General Motors to Offer Another Round of Early Retirement Offers to U.S. Workers Next Year
DETROIT December 22, 2004; The AOP reported that General Motors Corp. plans to offer another round of early retirement offers and buyout packages to U.S. salaried workers early next year, the company said Wednesday.
GM, the world's largest automaker, declined to say how many of its roughly 38,000 U.S. salaried employees would receive the offers.
"For the past several years GM has been aligning its work force with its business needs, and 2005 will be no different," GM spokesman Robert Herta said.
GM, like some other automakers and suppliers, has been shrinking its work force in recent years in the face of declining market share, weak automotive profits and mounting health care and pension costs.
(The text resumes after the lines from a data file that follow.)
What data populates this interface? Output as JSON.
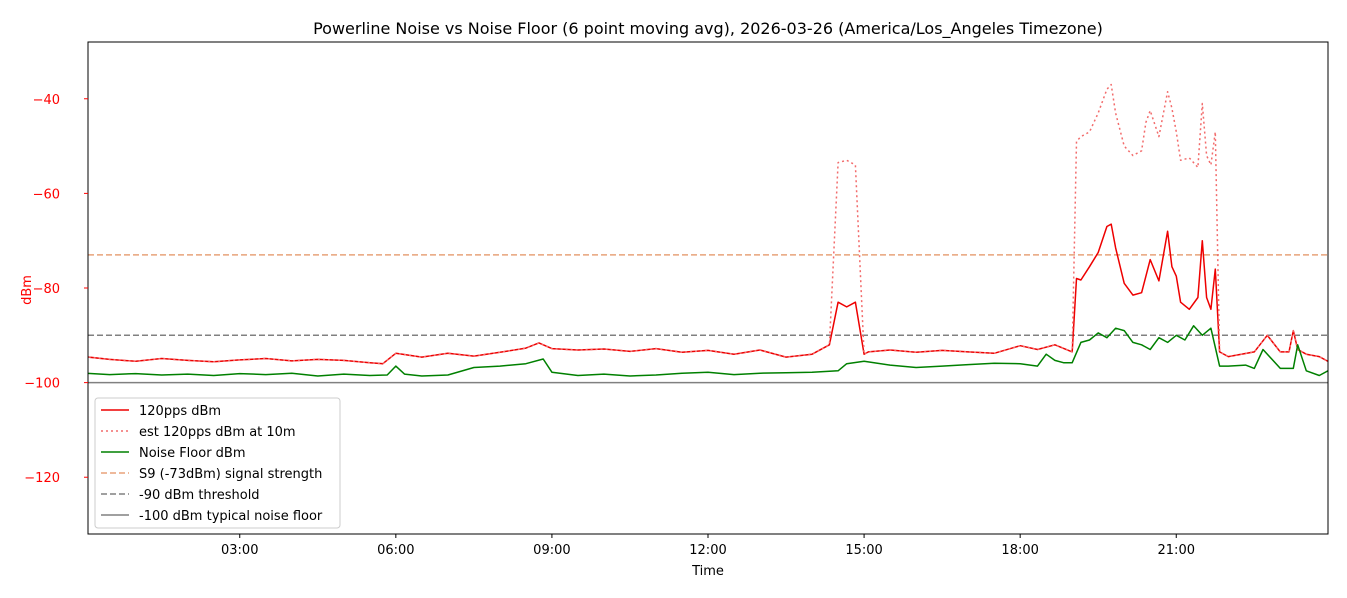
{
  "chart_data": {
    "type": "line",
    "title": "Powerline Noise vs Noise Floor (6 point moving avg), 2026-03-26 (America/Los_Angeles Timezone)",
    "xlabel": "Time",
    "ylabel": "dBm",
    "x_ticks": [
      "03:00",
      "06:00",
      "09:00",
      "12:00",
      "15:00",
      "18:00",
      "21:00"
    ],
    "y_ticks": [
      -40,
      -60,
      -80,
      -100,
      -120
    ],
    "xlim": [
      "00:05",
      "23:55"
    ],
    "ylim": [
      -132,
      -28
    ],
    "x_unit": "time of day",
    "grid": false,
    "legend_position": "lower-left",
    "colors": {
      "signal": "#ee0000",
      "est": "#f26b6b",
      "noise_floor": "#008000",
      "s9": "#e8a27a",
      "threshold": "#808080",
      "typical_floor": "#808080",
      "ylabel_color": "#ff0000"
    },
    "series": [
      {
        "name": "120pps dBm",
        "style": "solid",
        "color": "#ee0000",
        "x": [
          "00:00",
          "00:30",
          "01:00",
          "01:30",
          "02:00",
          "02:30",
          "03:00",
          "03:30",
          "04:00",
          "04:30",
          "05:00",
          "05:30",
          "05:45",
          "06:00",
          "06:30",
          "07:00",
          "07:30",
          "08:00",
          "08:30",
          "08:45",
          "09:00",
          "09:30",
          "10:00",
          "10:30",
          "11:00",
          "11:30",
          "12:00",
          "12:30",
          "13:00",
          "13:30",
          "14:00",
          "14:20",
          "14:30",
          "14:40",
          "14:50",
          "15:00",
          "15:05",
          "15:30",
          "16:00",
          "16:30",
          "17:00",
          "17:30",
          "18:00",
          "18:20",
          "18:40",
          "19:00",
          "19:05",
          "19:10",
          "19:20",
          "19:30",
          "19:40",
          "19:45",
          "19:50",
          "20:00",
          "20:10",
          "20:20",
          "20:25",
          "20:30",
          "20:40",
          "20:50",
          "20:55",
          "21:00",
          "21:05",
          "21:15",
          "21:25",
          "21:30",
          "21:35",
          "21:40",
          "21:45",
          "21:50",
          "22:00",
          "22:15",
          "22:30",
          "22:45",
          "23:00",
          "23:10",
          "23:15",
          "23:20",
          "23:30",
          "23:45",
          "23:55"
        ],
        "y": [
          -94.5,
          -95.1,
          -95.5,
          -94.9,
          -95.3,
          -95.6,
          -95.2,
          -94.9,
          -95.4,
          -95.1,
          -95.3,
          -95.8,
          -96.0,
          -93.8,
          -94.6,
          -93.8,
          -94.4,
          -93.6,
          -92.7,
          -91.6,
          -92.8,
          -93.1,
          -92.9,
          -93.4,
          -92.8,
          -93.6,
          -93.2,
          -94.0,
          -93.1,
          -94.6,
          -94.0,
          -92.0,
          -83.0,
          -84.0,
          -83.0,
          -94.0,
          -93.5,
          -93.1,
          -93.6,
          -93.2,
          -93.5,
          -93.8,
          -92.2,
          -93.0,
          -92.0,
          -93.5,
          -78.0,
          -78.3,
          -75.5,
          -72.5,
          -67.0,
          -66.5,
          -71.5,
          -79.0,
          -81.5,
          -81.0,
          -77.5,
          -74.0,
          -78.5,
          -68.0,
          -75.5,
          -77.5,
          -83.0,
          -84.5,
          -82.0,
          -70.0,
          -82.0,
          -84.5,
          -76.0,
          -93.5,
          -94.5,
          -94.0,
          -93.5,
          -90.0,
          -93.5,
          -93.5,
          -89.0,
          -93.0,
          -94.0,
          -94.5,
          -95.5
        ]
      },
      {
        "name": "est 120pps dBm at 10m",
        "style": "dotted",
        "color": "#f26b6b",
        "x": [
          "00:00",
          "00:30",
          "01:00",
          "01:30",
          "02:00",
          "02:30",
          "03:00",
          "03:30",
          "04:00",
          "04:30",
          "05:00",
          "05:30",
          "05:45",
          "06:00",
          "06:30",
          "07:00",
          "07:30",
          "08:00",
          "08:30",
          "08:45",
          "09:00",
          "09:30",
          "10:00",
          "10:30",
          "11:00",
          "11:30",
          "12:00",
          "12:30",
          "13:00",
          "13:30",
          "14:00",
          "14:20",
          "14:30",
          "14:40",
          "14:50",
          "15:00",
          "15:05",
          "15:30",
          "16:00",
          "16:30",
          "17:00",
          "17:30",
          "18:00",
          "18:20",
          "18:40",
          "19:00",
          "19:05",
          "19:10",
          "19:20",
          "19:30",
          "19:40",
          "19:45",
          "19:50",
          "20:00",
          "20:10",
          "20:20",
          "20:25",
          "20:30",
          "20:40",
          "20:50",
          "20:55",
          "21:00",
          "21:05",
          "21:15",
          "21:25",
          "21:30",
          "21:35",
          "21:40",
          "21:45",
          "21:50",
          "22:00",
          "22:15",
          "22:30",
          "22:45",
          "23:00",
          "23:10",
          "23:15",
          "23:20",
          "23:30",
          "23:45",
          "23:55"
        ],
        "y": [
          -94.5,
          -95.1,
          -95.5,
          -94.9,
          -95.3,
          -95.6,
          -95.2,
          -94.9,
          -95.4,
          -95.1,
          -95.3,
          -95.8,
          -96.0,
          -93.8,
          -94.6,
          -93.8,
          -94.4,
          -93.6,
          -92.7,
          -91.6,
          -92.8,
          -93.1,
          -92.9,
          -93.4,
          -92.8,
          -93.6,
          -93.2,
          -94.0,
          -93.1,
          -94.6,
          -94.0,
          -92.0,
          -53.5,
          -53.0,
          -54.0,
          -94.0,
          -93.5,
          -93.1,
          -93.6,
          -93.2,
          -93.5,
          -93.8,
          -92.2,
          -93.0,
          -92.0,
          -93.5,
          -49.0,
          -48.0,
          -47.0,
          -43.0,
          -38.0,
          -37.0,
          -43.0,
          -50.0,
          -52.0,
          -51.0,
          -45.0,
          -42.5,
          -48.0,
          -38.5,
          -42.0,
          -47.0,
          -53.0,
          -52.5,
          -54.5,
          -41.0,
          -52.0,
          -54.0,
          -47.0,
          -93.5,
          -94.5,
          -94.0,
          -93.5,
          -90.0,
          -93.5,
          -93.5,
          -89.0,
          -93.0,
          -94.0,
          -94.5,
          -95.5
        ]
      },
      {
        "name": "Noise Floor dBm",
        "style": "solid",
        "color": "#008000",
        "x": [
          "00:00",
          "00:30",
          "01:00",
          "01:30",
          "02:00",
          "02:30",
          "03:00",
          "03:30",
          "04:00",
          "04:30",
          "05:00",
          "05:30",
          "05:50",
          "06:00",
          "06:10",
          "06:30",
          "07:00",
          "07:30",
          "08:00",
          "08:30",
          "08:50",
          "09:00",
          "09:30",
          "10:00",
          "10:30",
          "11:00",
          "11:30",
          "12:00",
          "12:30",
          "13:00",
          "13:30",
          "14:00",
          "14:30",
          "14:40",
          "15:00",
          "15:30",
          "16:00",
          "16:30",
          "17:00",
          "17:30",
          "18:00",
          "18:20",
          "18:30",
          "18:40",
          "18:50",
          "19:00",
          "19:10",
          "19:20",
          "19:30",
          "19:40",
          "19:50",
          "20:00",
          "20:10",
          "20:20",
          "20:30",
          "20:40",
          "20:50",
          "21:00",
          "21:10",
          "21:20",
          "21:30",
          "21:40",
          "21:50",
          "22:00",
          "22:20",
          "22:30",
          "22:40",
          "23:00",
          "23:15",
          "23:20",
          "23:30",
          "23:45",
          "23:55"
        ],
        "y": [
          -98.0,
          -98.3,
          -98.1,
          -98.4,
          -98.2,
          -98.5,
          -98.1,
          -98.3,
          -98.0,
          -98.6,
          -98.2,
          -98.5,
          -98.4,
          -96.5,
          -98.2,
          -98.6,
          -98.4,
          -96.8,
          -96.5,
          -96.0,
          -95.0,
          -97.8,
          -98.5,
          -98.2,
          -98.6,
          -98.4,
          -98.0,
          -97.8,
          -98.3,
          -98.0,
          -97.9,
          -97.8,
          -97.5,
          -96.0,
          -95.5,
          -96.3,
          -96.8,
          -96.5,
          -96.2,
          -95.9,
          -96.0,
          -96.5,
          -94.0,
          -95.3,
          -95.8,
          -95.8,
          -91.5,
          -91.0,
          -89.5,
          -90.5,
          -88.5,
          -89.0,
          -91.5,
          -92.0,
          -93.0,
          -90.5,
          -91.5,
          -90.0,
          -91.0,
          -88.0,
          -90.0,
          -88.5,
          -96.5,
          -96.5,
          -96.3,
          -97.0,
          -93.0,
          -97.0,
          -97.0,
          -92.0,
          -97.5,
          -98.5,
          -97.5
        ]
      }
    ],
    "reference_lines": [
      {
        "name": "S9 (-73dBm) signal strength",
        "y": -73,
        "style": "dashed",
        "color": "#e8a27a"
      },
      {
        "name": "-90 dBm threshold",
        "y": -90,
        "style": "dashed",
        "color": "#808080"
      },
      {
        "name": "-100 dBm typical noise floor",
        "y": -100,
        "style": "solid",
        "color": "#808080"
      }
    ]
  }
}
DaimlerChrysler AG's Chrysler Group plans to exercise a contract provision to reduce skilled trades workers at some plants. Troy-based Delphi Corp., the world's biggest auto parts supplier, has reduced its earnings forecasts and is cutting about 8,500 jobs next year. Visteon Corp. has said it will offer buyouts to salaried employees.
For GM, the buyout offers are part of a multipronged effort to cut costs throughout its organization. In the United States, GM plans to close its assembly plant in Baltimore by next summer, end production at its assembly plant in Linden, N.J., early next year and cut a shift at the Pontiac truck assembly plant.
The offers going out to white-collar workers will be voluntary. In recent years, GM has exceeded internal job-reduction goals.
In 2001 and 2002, it targeted a 10 percent reduction in white-collar ranks, and a 3 to 7 percent cut in 2003. As a result, GM has slimmed its U.S. salaried work force from 44,000 in 2000 to about 38,000.